If the same mailbox or site is specified as a content location in more than one search in a search group, the total results estimate in the report (for both the number of items and the total size) might include results for the same items. That's because the same email message or document will be counted more than once if it matches the query for different searches in the search group.

Step 5: Run the script to delete the searches

Because you might be creating a lot of searches, this last script just makes it easy to quickly delete the searches you created in Step 3. Like the other scripts, this one also prompts you for the Search Group ID. All searches with the Search Group ID in the search name will be deleted when you run this script.

  1. Save the following text to a Windows PowerShell script file by using a filename suffix of .ps1; for example, DeleteSearches.ps1. Save the file to the same folder where you saved the other files.

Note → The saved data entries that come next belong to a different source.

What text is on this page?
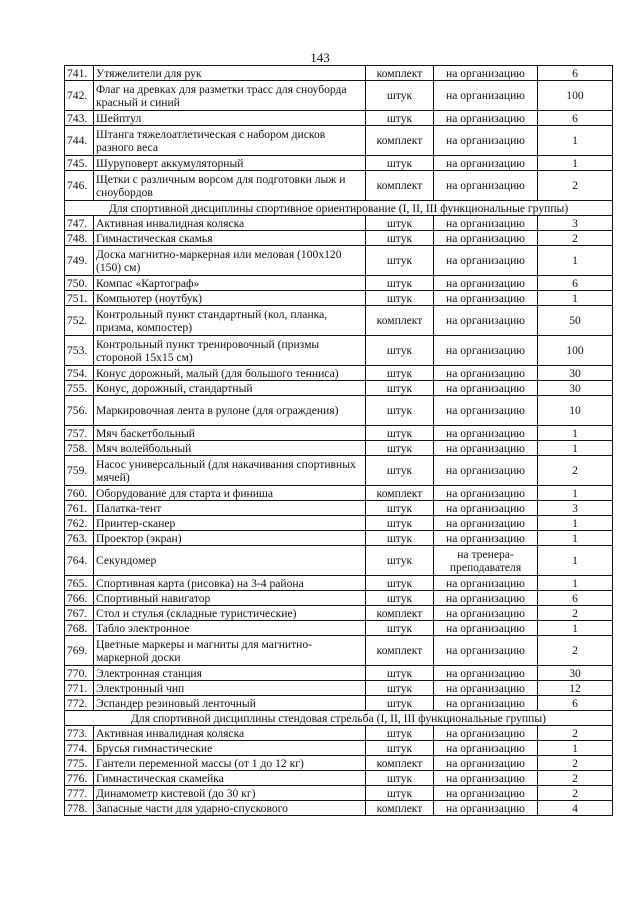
143
741.	Утяжелители для рук	комплект	на организацию	6
742.	Флаг на древках для разметки трасс для сноуборда красный и синий	штук	на организацию	100
743.	Шейптул	штук	на организацию	6
744.	Штанга тяжелоатлетическая с набором дисков разного веса	комплект	на организацию	1
745.	Шуруповерт аккумуляторный	штук	на организацию	1
746.	Щетки с различным ворсом для подготовки лыж и сноубордов	комплект	на организацию	2
Для спортивной дисциплины спортивное ориентирование (I, II, III функциональные группы)				
747.	Активная инвалидная коляска	штук	на организацию	3
748.	Гимнастическая скамья	штук	на организацию	2
749.	Доска магнитно-маркерная или меловая (100x120 (150) см)	штук	на организацию	1
750.	Компас «Картограф»	штук	на организацию	6
751.	Компьютер (ноутбук)	штук	на организацию	1
752.	Контрольный пункт стандартный (кол, планка, призма, компостер)	комплект	на организацию	50
753.	Контрольный пункт тренировочный (призмы стороной 15x15 см)	штук	на организацию	100
754.	Конус дорожный, малый (для большого тенниса)	штук	на организацию	30
755.	Конус, дорожный, стандартный	штук	на организацию	30
756.	Маркировочная лента в рулоне (для ограждения)	штук	на организацию	10
757.	Мяч баскетбольный	штук	на организацию	1
758.	Мяч волейбольный	штук	на организацию	1
759.	Насос универсальный (для накачивания спортивных мячей)	штук	на организацию	2
760.	Оборудование для старта и финиша	комплект	на организацию	1
761.	Палатка-тент	штук	на организацию	3
762.	Принтер-сканер	штук	на организацию	1
763.	Проектор (экран)	штук	на организацию	1
764.	Секундомер	штук	на тренера-преподавателя	1
765.	Спортивная карта (рисовка) на 3-4 района	штук	на организацию	1
766.	Спортивный навигатор	штук	на организацию	6
767.	Стол и стулья (складные туристические)	комплект	на организацию	2
768.	Табло электронное	штук	на организацию	1
769.	Цветные маркеры и магниты для магнитно-маркерной доски	комплект	на организацию	2
770.	Электронная станция	штук	на организацию	30
771.	Электронный чип	штук	на организацию	12
772.	Эспандер резиновый ленточный	штук	на организацию	6
Для спортивной дисциплины стендовая стрельба (I, II, III функциональные группы)				
773.	Активная инвалидная коляска	штук	на организацию	2
774.	Брусья гимнастические	штук	на организацию	1
775.	Гантели переменной массы (от 1 до 12 кг)	комплект	на организацию	2
776.	Гимнастическая скамейка	штук	на организацию	2
777.	Динамометр кистевой (до 30 кг)	штук	на организацию	2
778.	Запасные части для ударно-спускового	комплект	на организацию	4
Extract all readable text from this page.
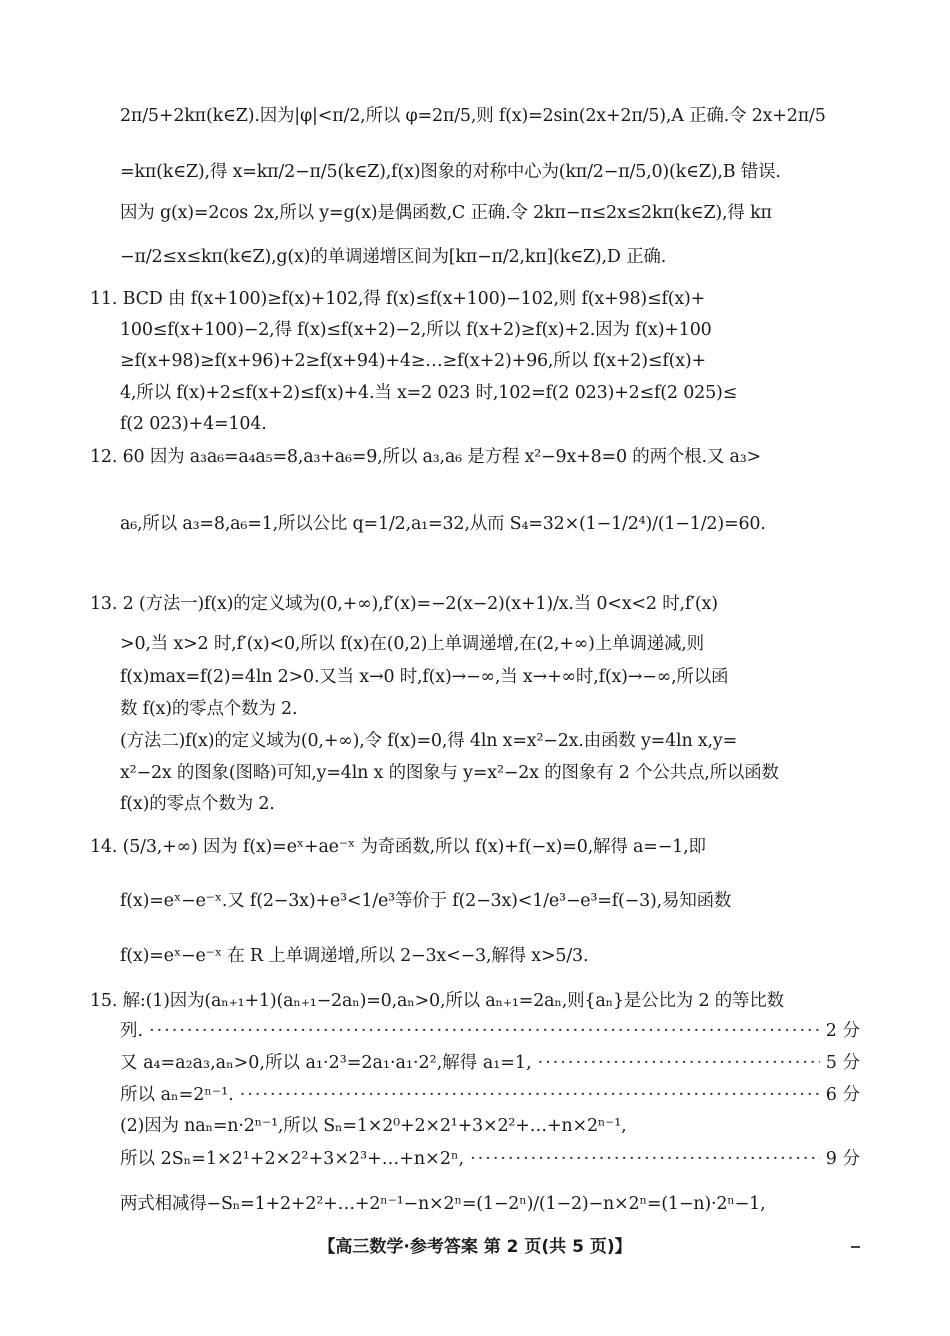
2π/5+2kπ(k∈Z).因为|φ|<π/2,所以 φ=2π/5,则 f(x)=2sin(2x+2π/5),A 正确.令 2x+2π/5
=kπ(k∈Z),得 x=kπ/2−π/5(k∈Z),f(x)图象的对称中心为(kπ/2−π/5,0)(k∈Z),B 错误.
因为 g(x)=2cos 2x,所以 y=g(x)是偶函数,C 正确.令 2kπ−π≤2x≤2kπ(k∈Z),得 kπ
−π/2≤x≤kπ(k∈Z),g(x)的单调递增区间为[kπ−π/2,kπ](k∈Z),D 正确.
11. BCD 由 f(x+100)≥f(x)+102,得 f(x)≤f(x+100)−102,则 f(x+98)≤f(x)+
100≤f(x+100)−2,得 f(x)≤f(x+2)−2,所以 f(x+2)≥f(x)+2.因为 f(x)+100
≥f(x+98)≥f(x+96)+2≥f(x+94)+4≥…≥f(x+2)+96,所以 f(x+2)≤f(x)+
4,所以 f(x)+2≤f(x+2)≤f(x)+4.当 x=2 023 时,102=f(2 023)+2≤f(2 025)≤
f(2 023)+4=104.
12. 60 因为 a₃a₆=a₄a₅=8,a₃+a₆=9,所以 a₃,a₆ 是方程 x²−9x+8=0 的两个根.又 a₃>
a₆,所以 a₃=8,a₆=1,所以公比 q=1/2,a₁=32,从而 S₄=32×(1−1/2⁴)/(1−1/2)=60.
13. 2 (方法一)f(x)的定义域为(0,+∞),f′(x)=−2(x−2)(x+1)/x.当 0<x<2 时,f′(x)
>0,当 x>2 时,f′(x)<0,所以 f(x)在(0,2)上单调递增,在(2,+∞)上单调递减,则
f(x)max=f(2)=4ln 2>0.又当 x→0 时,f(x)→−∞,当 x→+∞时,f(x)→−∞,所以函
数 f(x)的零点个数为 2.
(方法二)f(x)的定义域为(0,+∞),令 f(x)=0,得 4ln x=x²−2x.由函数 y=4ln x,y=
x²−2x 的图象(图略)可知,y=4ln x 的图象与 y=x²−2x 的图象有 2 个公共点,所以函数
f(x)的零点个数为 2.
14. (5/3,+∞) 因为 f(x)=eˣ+ae⁻ˣ 为奇函数,所以 f(x)+f(−x)=0,解得 a=−1,即
f(x)=eˣ−e⁻ˣ.又 f(2−3x)+e³<1/e³等价于 f(2−3x)<1/e³−e³=f(−3),易知函数
f(x)=eˣ−e⁻ˣ 在 R 上单调递增,所以 2−3x<−3,解得 x>5/3.
15. 解:(1)因为(aₙ₊₁+1)(aₙ₊₁−2aₙ)=0,aₙ>0,所以 aₙ₊₁=2aₙ,则{aₙ}是公比为 2 的等比数
列. ·····	2 分
又 a₄=a₂a₃,aₙ>0,所以 a₁·2³=2a₁·a₁·2²,解得 a₁=1, ·····	5 分
所以 aₙ=2ⁿ⁻¹. ·····	6 分
(2)因为 naₙ=n·2ⁿ⁻¹,所以 Sₙ=1×2⁰+2×2¹+3×2²+…+n×2ⁿ⁻¹,
所以 2Sₙ=1×2¹+2×2²+3×2³+…+n×2ⁿ, ·····	9 分
两式相减得−Sₙ=1+2+2²+…+2ⁿ⁻¹−n×2ⁿ=(1−2ⁿ)/(1−2)−n×2ⁿ=(1−n)·2ⁿ−1,
【高三数学·参考答案 第 2 页(共 5 页)】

    # Delete all searches in a search group
    $searchGroup = Read-Host 'Search Group ID'
    Get-ComplianceSearch |
       ForEach-Object{
       # If the name matches the search group name pattern (case sensitive), delete the search
       if ($_.Name -cmatch $searchGroup + "_\d+")
       {
           Write-Host "Deleting search: " $_.Name
           Remove-ComplianceSearch $_.Name -Confirm:$false
       }
    }
    
  2. In Windows PowerShell, go to the folder where you saved the script in the previous step, and then run the script; for example:

    .\DeleteSearches.ps1
    
  3. At the Search Group ID prompt, type a search group name for the searches that you want to delete, and then press Enter; for example, ContosoCase. Remember that this name is case sensitive, so you'll have to type it the same way you did when you ran the script in Step 3.

    The script displays the name of each search that's deleted.

    Run the script to delete the searches in the search group.